C’est au milieu de cette agitation que le baron Vincent, désigné par François Ier, vint remplacer Horst au gouvernement (5 mai 1814). Lord Castlereagh avait conseillé ce changement de personnes. Il s’inquiétait de voir Horst agir trop ouvertement en faveur de la Prusse, et sans doute espérait-il aussi que la présence d’un Autrichien ramènerait quelque calme dans les esprits. Elle ne devait d’ailleurs influer en rien sur le régime imposé à la Belgique. Les instructions remises par Metternich au nouveau gouverneur lui recommandaient de tirer le plus grand parti possible du pays « pour les moyens militaires », et de faire entendre aux Belges que dans aucun cas ils ne pourraient retourner à leur ancienne constitution »[1]. Furieux de l’arrivée d’un successeur qui ne prenait sa place que pour ôter à la Prusse « ses avantages dans ce pays et la brouiller avec l’Angleterre »[2], Horst prit congé de la population en se recommandant avec une lourde ironie à son souvenir, et en se déclarant « heureux d’avoir été témoin de sa prospérité »[3]. Au reste, on ne s’aperçut pas de son départ.

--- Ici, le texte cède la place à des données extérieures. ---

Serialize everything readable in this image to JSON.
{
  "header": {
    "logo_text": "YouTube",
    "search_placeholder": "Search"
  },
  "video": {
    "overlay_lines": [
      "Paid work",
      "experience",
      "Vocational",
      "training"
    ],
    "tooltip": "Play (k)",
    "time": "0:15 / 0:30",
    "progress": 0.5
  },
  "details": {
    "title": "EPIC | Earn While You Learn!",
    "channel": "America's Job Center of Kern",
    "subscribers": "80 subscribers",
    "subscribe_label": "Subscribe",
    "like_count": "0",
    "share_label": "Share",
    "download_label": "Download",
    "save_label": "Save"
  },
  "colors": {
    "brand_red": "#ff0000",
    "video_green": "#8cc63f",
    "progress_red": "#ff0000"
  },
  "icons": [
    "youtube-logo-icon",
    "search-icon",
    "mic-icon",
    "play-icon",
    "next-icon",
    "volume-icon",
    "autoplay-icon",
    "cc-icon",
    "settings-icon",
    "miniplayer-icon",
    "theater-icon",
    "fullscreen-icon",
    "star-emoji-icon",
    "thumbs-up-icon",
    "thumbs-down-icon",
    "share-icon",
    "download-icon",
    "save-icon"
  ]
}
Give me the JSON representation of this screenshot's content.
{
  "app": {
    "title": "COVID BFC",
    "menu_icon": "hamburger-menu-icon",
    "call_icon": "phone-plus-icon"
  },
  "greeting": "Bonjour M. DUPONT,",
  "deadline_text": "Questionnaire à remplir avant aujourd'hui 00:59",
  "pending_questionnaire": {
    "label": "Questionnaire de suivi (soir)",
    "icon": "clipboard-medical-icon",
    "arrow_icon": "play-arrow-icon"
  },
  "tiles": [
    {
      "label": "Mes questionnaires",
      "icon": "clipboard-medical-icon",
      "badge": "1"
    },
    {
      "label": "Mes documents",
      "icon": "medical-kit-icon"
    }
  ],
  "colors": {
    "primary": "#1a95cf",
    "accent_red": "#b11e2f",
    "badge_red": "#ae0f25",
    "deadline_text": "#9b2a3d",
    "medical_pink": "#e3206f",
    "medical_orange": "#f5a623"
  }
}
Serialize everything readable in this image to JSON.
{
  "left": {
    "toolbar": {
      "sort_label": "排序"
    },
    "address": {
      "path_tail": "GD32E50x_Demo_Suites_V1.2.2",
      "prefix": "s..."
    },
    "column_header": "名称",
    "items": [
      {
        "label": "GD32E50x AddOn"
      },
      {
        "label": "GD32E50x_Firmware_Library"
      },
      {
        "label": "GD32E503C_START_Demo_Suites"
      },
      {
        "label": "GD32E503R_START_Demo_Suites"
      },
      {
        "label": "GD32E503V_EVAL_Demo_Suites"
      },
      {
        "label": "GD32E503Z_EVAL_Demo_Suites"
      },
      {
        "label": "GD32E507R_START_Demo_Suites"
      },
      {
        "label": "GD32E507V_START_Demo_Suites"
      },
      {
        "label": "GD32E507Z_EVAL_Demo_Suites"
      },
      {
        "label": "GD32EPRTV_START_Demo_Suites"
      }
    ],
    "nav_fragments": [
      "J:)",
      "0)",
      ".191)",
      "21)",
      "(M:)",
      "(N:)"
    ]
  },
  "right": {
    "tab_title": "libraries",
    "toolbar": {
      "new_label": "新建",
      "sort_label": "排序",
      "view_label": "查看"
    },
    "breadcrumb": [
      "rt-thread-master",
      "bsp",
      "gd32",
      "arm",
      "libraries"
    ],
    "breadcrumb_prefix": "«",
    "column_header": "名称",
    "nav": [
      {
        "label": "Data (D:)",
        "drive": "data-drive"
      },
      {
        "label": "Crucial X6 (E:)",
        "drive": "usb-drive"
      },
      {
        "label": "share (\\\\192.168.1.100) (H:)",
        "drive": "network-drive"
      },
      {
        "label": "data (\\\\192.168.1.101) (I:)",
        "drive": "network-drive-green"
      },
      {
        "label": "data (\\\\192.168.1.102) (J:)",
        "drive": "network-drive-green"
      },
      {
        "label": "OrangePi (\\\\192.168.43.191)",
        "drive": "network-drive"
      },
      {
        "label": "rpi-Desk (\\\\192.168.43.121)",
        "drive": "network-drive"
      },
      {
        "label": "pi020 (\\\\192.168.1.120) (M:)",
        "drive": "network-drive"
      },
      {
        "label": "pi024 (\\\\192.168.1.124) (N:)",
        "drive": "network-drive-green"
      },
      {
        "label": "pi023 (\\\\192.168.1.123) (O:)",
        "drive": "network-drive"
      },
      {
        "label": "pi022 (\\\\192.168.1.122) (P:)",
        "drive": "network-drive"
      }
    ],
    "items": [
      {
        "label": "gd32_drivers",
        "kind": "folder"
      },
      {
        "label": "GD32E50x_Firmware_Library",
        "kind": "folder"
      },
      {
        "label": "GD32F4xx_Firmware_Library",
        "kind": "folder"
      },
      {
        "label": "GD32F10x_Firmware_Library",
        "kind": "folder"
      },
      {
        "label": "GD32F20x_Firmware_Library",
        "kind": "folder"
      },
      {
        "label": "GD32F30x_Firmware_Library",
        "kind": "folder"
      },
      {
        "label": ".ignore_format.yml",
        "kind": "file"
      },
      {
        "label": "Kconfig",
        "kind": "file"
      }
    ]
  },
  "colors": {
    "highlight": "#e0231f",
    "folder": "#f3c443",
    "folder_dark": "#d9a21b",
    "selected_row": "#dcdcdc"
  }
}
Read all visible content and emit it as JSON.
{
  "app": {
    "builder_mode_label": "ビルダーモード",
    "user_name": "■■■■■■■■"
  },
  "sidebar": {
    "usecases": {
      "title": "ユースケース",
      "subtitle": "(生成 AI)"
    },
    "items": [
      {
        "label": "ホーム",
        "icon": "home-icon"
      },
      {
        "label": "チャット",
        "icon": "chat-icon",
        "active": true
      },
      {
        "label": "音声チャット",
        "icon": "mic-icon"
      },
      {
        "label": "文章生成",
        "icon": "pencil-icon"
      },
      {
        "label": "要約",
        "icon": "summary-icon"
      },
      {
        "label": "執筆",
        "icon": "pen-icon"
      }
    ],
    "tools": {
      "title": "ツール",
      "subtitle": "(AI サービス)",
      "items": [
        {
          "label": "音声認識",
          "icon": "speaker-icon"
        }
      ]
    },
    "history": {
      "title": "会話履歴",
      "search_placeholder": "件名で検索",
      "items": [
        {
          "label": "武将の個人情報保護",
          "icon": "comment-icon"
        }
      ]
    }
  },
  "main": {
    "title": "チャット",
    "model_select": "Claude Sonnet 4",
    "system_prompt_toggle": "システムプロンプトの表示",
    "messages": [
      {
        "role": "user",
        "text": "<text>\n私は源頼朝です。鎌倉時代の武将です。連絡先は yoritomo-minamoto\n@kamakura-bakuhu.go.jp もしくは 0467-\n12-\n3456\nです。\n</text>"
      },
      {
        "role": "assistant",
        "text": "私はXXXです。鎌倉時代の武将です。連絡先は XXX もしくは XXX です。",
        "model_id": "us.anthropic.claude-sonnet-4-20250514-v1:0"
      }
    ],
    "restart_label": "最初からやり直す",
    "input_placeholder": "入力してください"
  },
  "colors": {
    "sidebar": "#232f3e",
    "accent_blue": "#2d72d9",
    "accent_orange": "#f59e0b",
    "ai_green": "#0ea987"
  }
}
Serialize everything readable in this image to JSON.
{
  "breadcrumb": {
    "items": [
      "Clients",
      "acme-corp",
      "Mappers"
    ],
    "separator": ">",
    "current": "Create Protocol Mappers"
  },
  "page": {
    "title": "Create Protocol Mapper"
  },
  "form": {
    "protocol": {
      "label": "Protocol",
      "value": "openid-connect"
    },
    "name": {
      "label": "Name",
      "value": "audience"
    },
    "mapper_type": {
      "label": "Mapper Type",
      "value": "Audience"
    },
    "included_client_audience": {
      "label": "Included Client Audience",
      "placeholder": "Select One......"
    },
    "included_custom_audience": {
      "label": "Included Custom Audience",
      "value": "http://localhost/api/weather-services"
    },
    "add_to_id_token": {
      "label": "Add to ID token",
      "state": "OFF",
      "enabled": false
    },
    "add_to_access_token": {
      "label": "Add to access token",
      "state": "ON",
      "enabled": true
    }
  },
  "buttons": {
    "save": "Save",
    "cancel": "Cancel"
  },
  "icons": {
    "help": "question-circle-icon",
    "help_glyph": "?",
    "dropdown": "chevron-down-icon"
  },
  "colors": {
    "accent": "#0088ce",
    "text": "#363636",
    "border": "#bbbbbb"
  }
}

Les réquisitions des troupes revenant de France se substituèrent sans rien y changer, à celles qu’elles avaient imposées en s’y dirigeant. Le pays continua de servir d’aliment à leur appétit. Vincent se contenta du rôle de figurant auquel il était destiné. Il savait bien que le sort de la Belgique serait tranché dans quelques semaines et qu’il n’avait jusque-là qu’à tenir en respect « les gens d’un pays où l’on a trop la manie des affaires publiques pour que l’autorité ne courre pas le risque de se trouver placée entre le choc des prétentions démocratiques et des réminiscences des constitutions également dangereuses à réveiller. » Il observait avec curiosité les mouvements désordonnés du patriotisme anarchique qui se manifestaient autour de lui, n’y voyant que des prétentions « d’isolement et de provincialisme » et, en diplomate de cabinet, s’étonnant de « l’exubérance des prétentions nationales de la Belgique »[4].

  1. Gedenkstukken 1813-1815, p. 329, 331, 334.
  2. Ibid., p. 306.
  3. Journal officiel du gouvernement de la Belgique, t. I, p. 273.
  4. Gedenkstukken 1813-1815, p. 335 et suiv.